Existing AI-based protein design methods primarily rely on sequence and structural information, overlooking the vast reservoir of functional knowledge encoded in textual descriptions. This work introduces ProteinDT, a novel multimodal framework that pioneers the integration of human-written protein functional text into end-to-end protein design, establishing a three-stage paradigm: cross-modal alignment, text-driven representation generation, and autoregressive sequence decoding. We construct SwissProtCLAP—the first large-scale text-protein paired dataset (441K pairs)—and propose ProteinCLAP, a model enabling fine-grained semantic alignment between textual descriptions and protein representations. ProteinDT supports zero-shot, function-guided editing and high-fidelity generation: it achieves >90% text-guided generation accuracy and attains state-of-the-art performance on 4 of 6 property prediction benchmarks, while outperforming all baselines across 12 zero-shot editing tasks.
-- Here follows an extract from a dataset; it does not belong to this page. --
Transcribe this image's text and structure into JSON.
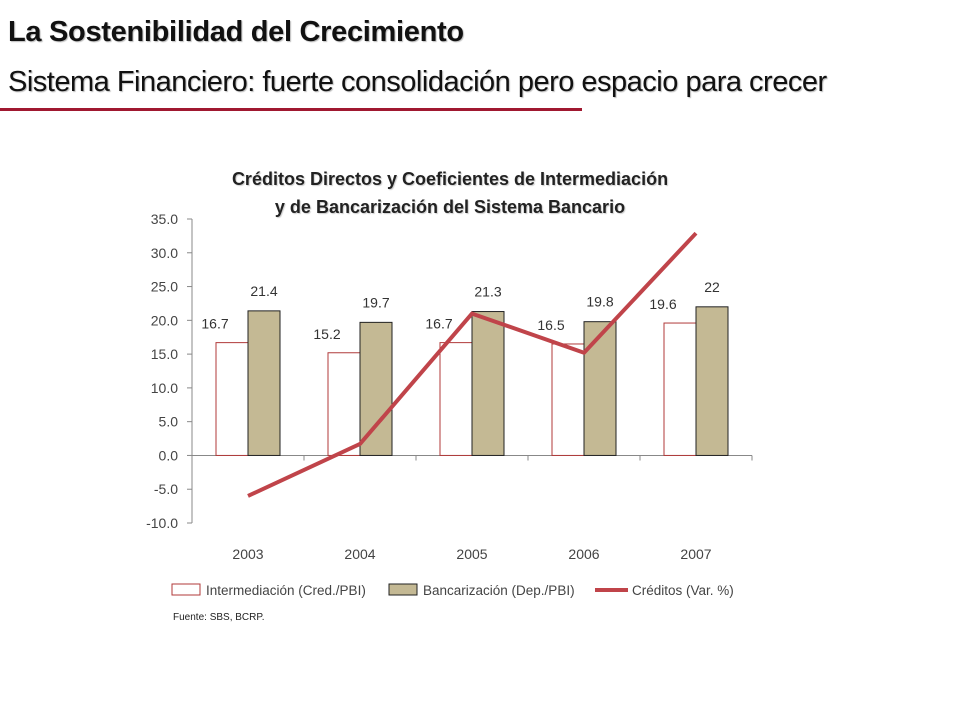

Current AI-assisted protein design mainly utilizes protein sequential and structural information. Meanwhile, there exists tremendous knowledge curated by humans in the text format describing proteins' high-level functionalities. Yet, whether the incorporation of such text data can help protein design tasks has not been explored. To bridge this gap, we propose ProteinDT, a multi-modal framework that leverages textual descriptions for protein design. ProteinDT consists of three subsequent steps: ProteinCLAP which aligns the representation of two modalities, a facilitator that generates the protein representation from the text modality, and a decoder that creates the protein sequences from the representation. To train ProteinDT, we construct a large dataset, SwissProtCLAP, with 441K text and protein pairs. We quantitatively verify the effectiveness of ProteinDT on three challenging tasks: (1) over 90% accuracy for text-guided protein generation; (2) best hit ratio on 12 zero-shot text-guided protein editing tasks; (3) superior performance on four out of six protein property prediction benchmarks.